Estaba solo siempre que podía. Y como tampoco sabía qué otra cosa hacer, cada mañana, sin falta, me iba a nadar. Después me dirigía a la oficina y allí me quedaba contemplando el techo y me abandonaba a las fantasías con el recuerdo de Shimamoto. Quería tomar pronto una determinación. Había convertido mi vida junto a Yukiko en una simulación, y aplazaba mi respuesta, seguía viviendo en una especie de vacío. No podía continuar eternamente de aquella forma. No era correcto, lo mirara por donde lo mirase. Debía asumir mis responsabilidades como ser humano, como esposo, como padre. En realidad, no podía hacer nada. Los fantasmas estaban siempre presentes, aferrándome con fuerza. Cuando llovía, todo era aún peor. Con la lluvia, me asaltaba la ilusión de que, de un momento a otro, iba a aparecer Shimamoto. Ella abría la puerta en silencio y traía consigo el olor a lluvia. Podía imaginar la sonrisa que flotaba en sus labios. Yo decía algo equivocado y ella negaba con la cabeza, en silencio, sin dejar de sonreír. Todas mis palabras perdían fuerza y se iban derramando poco a poco fuera del mundo real como las gotas de lluvia que se deslizaban por los cristales de la ventana. Esas noches sentía que me ahogaba. Las noches de lluvia deformaban la realidad, distorsionaban el tiempo.

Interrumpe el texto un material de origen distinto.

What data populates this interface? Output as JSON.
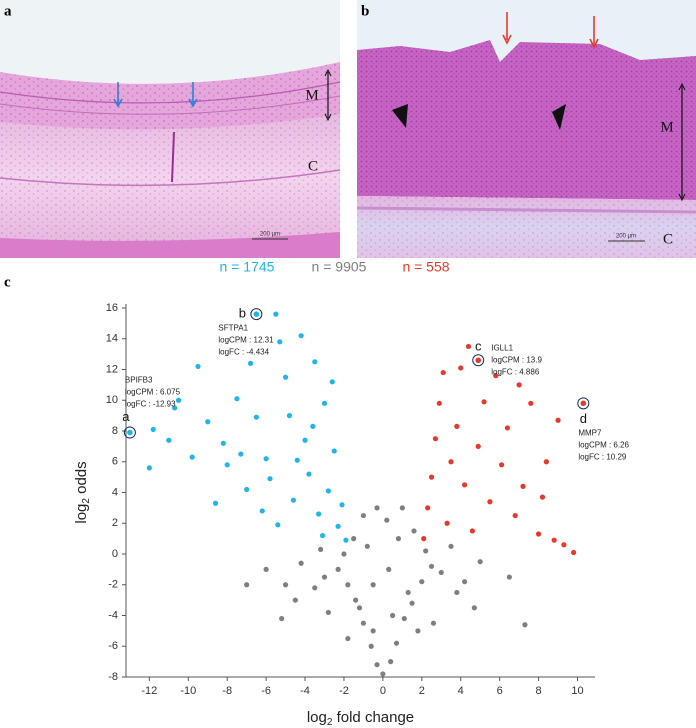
{
  "panels": [
    {
      "label": "a",
      "layer_labels": [
        "M",
        "C"
      ],
      "scale_bar": "200 µm"
    },
    {
      "label": "b",
      "layer_labels": [
        "M",
        "C"
      ],
      "scale_bar": "200 µm"
    }
  ],
  "chart_data": {
    "type": "scatter",
    "label": "c",
    "x_label": {
      "base": "log",
      "sub": "2",
      "tail": " fold change"
    },
    "y_label": {
      "base": "log",
      "sub": "2",
      "tail": " odds"
    },
    "xlim": [
      -13.2,
      10.9
    ],
    "ylim": [
      -8,
      16
    ],
    "xticks": [
      -12,
      -10,
      -8,
      -6,
      -4,
      -2,
      0,
      2,
      4,
      6,
      8,
      10
    ],
    "yticks": [
      -8,
      -6,
      -4,
      -2,
      0,
      2,
      4,
      6,
      8,
      10,
      12,
      14,
      16
    ],
    "series": [
      {
        "name": "n = 1745",
        "color": "#1fb5e8",
        "x": [
          -12,
          -11.8,
          -10.5,
          -10.7,
          -9.5,
          -9,
          -8.2,
          -8,
          -7.5,
          -7,
          -6.8,
          -6.5,
          -6,
          -5.5,
          -5.3,
          -5,
          -4.8,
          -4.6,
          -4.2,
          -4,
          -3.8,
          -3.5,
          -3.3,
          -3,
          -2.8,
          -2.5,
          -2.3,
          -2.1,
          -1.9,
          -3.1,
          -11,
          -9.8,
          -8.6,
          -6.2,
          -5.8,
          -4.4,
          -3.6,
          -2.6,
          -5.4,
          -7.3
        ],
        "y": [
          5.6,
          8.1,
          10,
          9.5,
          12.2,
          8.6,
          7.2,
          5.8,
          10.1,
          4.2,
          12.4,
          8.9,
          6.2,
          15.6,
          13.8,
          11.5,
          9,
          3.5,
          14.2,
          7.4,
          5.2,
          12.5,
          2.6,
          9.8,
          4.1,
          6.7,
          1.8,
          3.2,
          0.9,
          1.2,
          7.4,
          6.3,
          3.3,
          2.8,
          4.9,
          6.1,
          8.3,
          11.2,
          1.9,
          6.5
        ]
      },
      {
        "name": "n = 9905",
        "color": "#7f7f7f",
        "x": [
          0,
          -0.3,
          0.4,
          -0.6,
          0.7,
          -1,
          1.1,
          -1.4,
          1.5,
          -1.8,
          2,
          -2.3,
          2.5,
          -0.5,
          0.5,
          -1.2,
          1.3,
          -2,
          2.2,
          -1.5,
          1.6,
          -1,
          1,
          -0.5,
          0.3,
          -3,
          3,
          -3.5,
          3.8,
          -4.5,
          4.7,
          -5.2,
          7.3,
          -4.2,
          5,
          -6,
          6.5,
          -2.8,
          2.6,
          -0.8,
          0.8,
          -0.3,
          0.2,
          -1.8,
          1.8,
          -3.2,
          3.5,
          -7,
          -5,
          4.2
        ],
        "y": [
          -7.8,
          -7.2,
          -7,
          -6,
          -5.8,
          -4.5,
          -4.2,
          -3,
          -3.2,
          -2,
          -1.8,
          -1,
          -0.8,
          -5,
          -4,
          -3.5,
          -2.5,
          0,
          0.2,
          1,
          1.5,
          2.5,
          3,
          -2,
          -1,
          -1.5,
          -1.2,
          -2.2,
          -2.5,
          -3,
          -3.5,
          -4.2,
          -4.6,
          -0.6,
          -0.5,
          -1,
          -1.5,
          -3.8,
          -4.5,
          0.5,
          1,
          3,
          2.2,
          -5.5,
          -5,
          0.3,
          0.5,
          -2,
          -2,
          -1.8
        ]
      },
      {
        "name": "n = 558",
        "color": "#e8382c",
        "x": [
          2.1,
          2.3,
          2.5,
          2.7,
          2.9,
          3.1,
          3.3,
          3.5,
          3.8,
          4,
          4.2,
          4.4,
          4.6,
          4.9,
          5.2,
          5.5,
          5.8,
          6.1,
          6.4,
          6.8,
          7.2,
          7.6,
          8,
          8.4,
          8.8,
          9.3,
          9.8,
          8.2,
          7,
          9
        ],
        "y": [
          1,
          3,
          5,
          7.5,
          9.8,
          11.8,
          2,
          6,
          8.3,
          12.1,
          4.5,
          13.5,
          1.5,
          7,
          9.9,
          3.4,
          11.6,
          5.8,
          8.2,
          2.5,
          4.4,
          9.8,
          1.3,
          6,
          0.9,
          0.6,
          0.1,
          3.7,
          11,
          8.7
        ]
      }
    ],
    "annotations": [
      {
        "label": "a",
        "gene": "BPIFB3",
        "logcpm": "logCPM : 6.075",
        "logfc": "logFC : -12.93",
        "x": -13,
        "y": 7.9,
        "series": 0
      },
      {
        "label": "b",
        "gene": "SFTPA1",
        "logcpm": "logCPM : 12.31",
        "logfc": "logFC : -4.434",
        "x": -6.5,
        "y": 15.6,
        "series": 0
      },
      {
        "label": "c",
        "gene": "IGLL1",
        "logcpm": "logCPM : 13.9",
        "logfc": "logFC : 4.886",
        "x": 4.9,
        "y": 12.6,
        "series": 2
      },
      {
        "label": "d",
        "gene": "MMP7",
        "logcpm": "logCPM : 6.26",
        "logfc": "logFC : 10.29",
        "x": 10.3,
        "y": 9.8,
        "series": 2
      }
    ]
  }
}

Cuando me cansaba de ver fantasmas, me plantaba ante la ventana y me quedaba mirando hacia fuera. A veces me sentía abandonado en una tierra seca y muerta. Como si la cadena de visiones hubiera succionado todo el colorido del mundo que me envolvía sin dejar una pincelada. Todo cuanto se reflejaba en mis ojos era monótono, vacío, provisional; y todo de color arena. Me acordé de aquel compañero de instituto que me había traído noticias de Izumi. Me había dicho: «Hay muchas maneras de vivir. Hay muchas maneras de morir. Pero eso no tiene ninguna importancia. Al final sólo queda el desierto».
Una semana después, uno tras otro, como si hubiesen estado acechando, se sucedieron varios hechos extraños. El lunes por la mañana, recordé súbitamente el sobre con los cien mil yenes y empecé a buscarlo. No tenía ninguna razón especial para hacerlo, me vino a la cabeza. Así de simple. Lo guardaba desde hacía varios años en un cajón de mi escritorio de la oficina. El segundo por arriba, siempre cerrado con llave. Al trasladarme, lo había metido allí junto con otros objetos de valor y sólo lo tocaba para comprobar que todo permanecía en su sitio. No lo encontré. Era algo muy extraño, misterioso. No recordaba haberlo cambiado de lugar. Estaba seguro, al cien por cien. Por si acaso, abrí los otros cajones, los registré a fondo. El sobre no apareció.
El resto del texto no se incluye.